Darktable 5.0.0
Positioning and Terminology
- Darktable is often perceived as a Lightroom alternative, though its site explicitly says it’s not a “free Lightroom replacement.”
- Some dislike product descriptions that reference proprietary tools; others note “lighttable” and “darkroom” are longstanding film terms, not Adobe-specific.
UX, Complexity, and Learning Curve
- Many find Darktable powerful but intimidating, with too many modules, overlapping tools, and a steep learning curve (e.g., Filmic RGB, color calibration).
- Several argue it prioritizes technical control and color science over usability; complaints include clumsy interactions, confusing module duplication, and poor defaults on RAW import.
- Suggestions include a “beginner/simple mode” that exposes only common tools, with advanced features opt‑in.
Library vs Folders and Workflow
- Strong divide between users wanting simple folder-based workflows and those accepting or preferring catalog/databases.
- Some hate mandatory “libraries/film rolls” and just want to browse and edit files in-place.
- Others point out databases enable fast thumbnails, metadata search, facial recognition, and object detection.
Performance and Scaling
- Mixed reports on performance: laggy on some systems, better on modern hardware.
- Large libraries (tens of thousands of RAWs, multi‑TB collections) are a pain point for most tools; a few report success with Digikam and others with Lightroom/Photomechanic.
Migration and Lock‑In
- Edits from Lightroom cannot realistically be migrated; proprietary processing pipelines make cross‑tool edit transfer effectively impossible for any RAW editor.
- Some view this as a reason to avoid ecosystem lock‑in despite Lightroom’s superior “just works” experience.
Alternatives and Ecosystem
- For raw editing: RawTherapee, ART, Capture One, DxO PhotoLab, ON1, ACDSee, Luminar, Nitro, Photomator, AfterShot, etc. Each has tradeoffs in quality, features, price, or camera support.

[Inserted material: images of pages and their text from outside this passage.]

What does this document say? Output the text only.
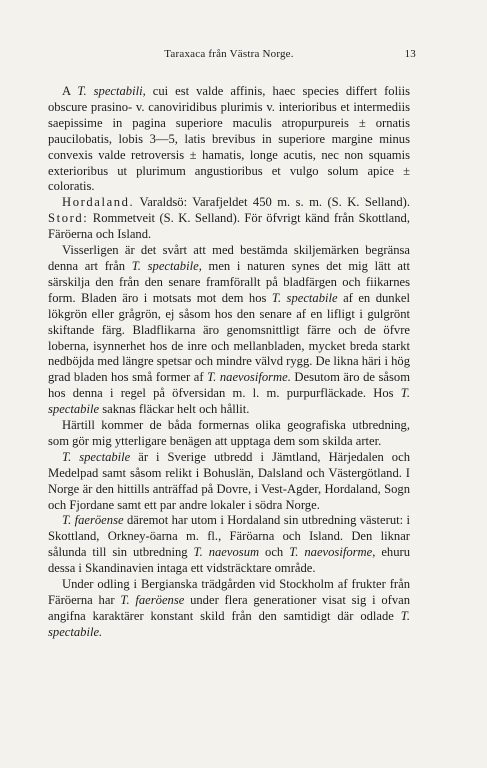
Taraxaca från Västra Norge.	13

A T. spectabili, cui est valde affinis, haec species differt foliis obscure prasino- v. canoviridibus plurimis v. interioribus et intermediis saepissime in pagina superiore maculis atropurpureis ± ornatis paucilobatis, lobis 3—5, latis brevibus in superiore margine minus convexis valde retroversis ± hamatis, longe acutis, nec non squamis exterioribus ut plurimum angustioribus et vulgo solum apice ± coloratis.

Hordaland. Varaldsö: Varafjeldet 450 m. s. m. (S. K. Selland). Stord: Rommetveit (S. K. Selland). För öfvrigt känd från Skottland, Färöerna och Island.

Visserligen är det svårt att med bestämda skiljemärken begränsa denna art från T. spectabile, men i naturen synes det mig lätt att särskilja den från den senare framförallt på bladfärgen och fiikarnes form. Bladen äro i motsats mot dem hos T. spectabile af en dunkel lökgrön eller grågrön, ej såsom hos den senare af en lifligt i gulgrönt skiftande färg. Bladflikarna äro genomsnittligt färre och de öfvre loberna, isynnerhet hos de inre och mellanbladen, mycket breda starkt nedböjda med längre spetsar och mindre välvd rygg. De likna häri i hög grad bladen hos små former af T. naevosiforme. Desutom äro de såsom hos denna i regel på öfversidan m. l. m. purpurfläckade. Hos T. spectabile saknas fläckar helt och hållit.

Härtill kommer de båda formernas olika geografiska utbredning, som gör mig ytterligare benägen att upptaga dem som skilda arter.

T. spectabile är i Sverige utbredd i Jämtland, Härjedalen och Medelpad samt såsom relikt i Bohuslän, Dalsland och Västergötland. I Norge är den hittills anträffad på Dovre, i Vest-Agder, Hordaland, Sogn och Fjordane samt ett par andre lokaler i södra Norge.

T. faeröense däremot har utom i Hordaland sin utbredning västerut: i Skottland, Orkney-öarna m. fl., Färöarna och Island. Den liknar sålunda till sin utbredning T. naevosum och T. naevosiforme, ehuru dessa i Skandinavien intaga ett vidsträcktare område.

Under odling i Bergianska trädgården vid Stockholm af frukter från Färöerna har T. faeröense under flera generationer visat sig i ofvan angifna karaktärer konstant skild från den samtidigt där odlade T. spectabile.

- For organization/web: Digikam, PhotoPrism, Immich, LibrePhotos, Nextcloud Memories, tonphotos; many users mix specialized tools (e.g., Darktable for RAW, Digikam for DAM).
Forks and Open Source Governance
- The Ansel fork aims to reduce bloat and fix architectural issues, but is criticized as immature, slow, and missing newer Darktable features.
- There is extensive debate over project governance, design‑by‑committee vs. strong leadership, and how volunteer-driven OSS often drifts into feature bloat and weak product management.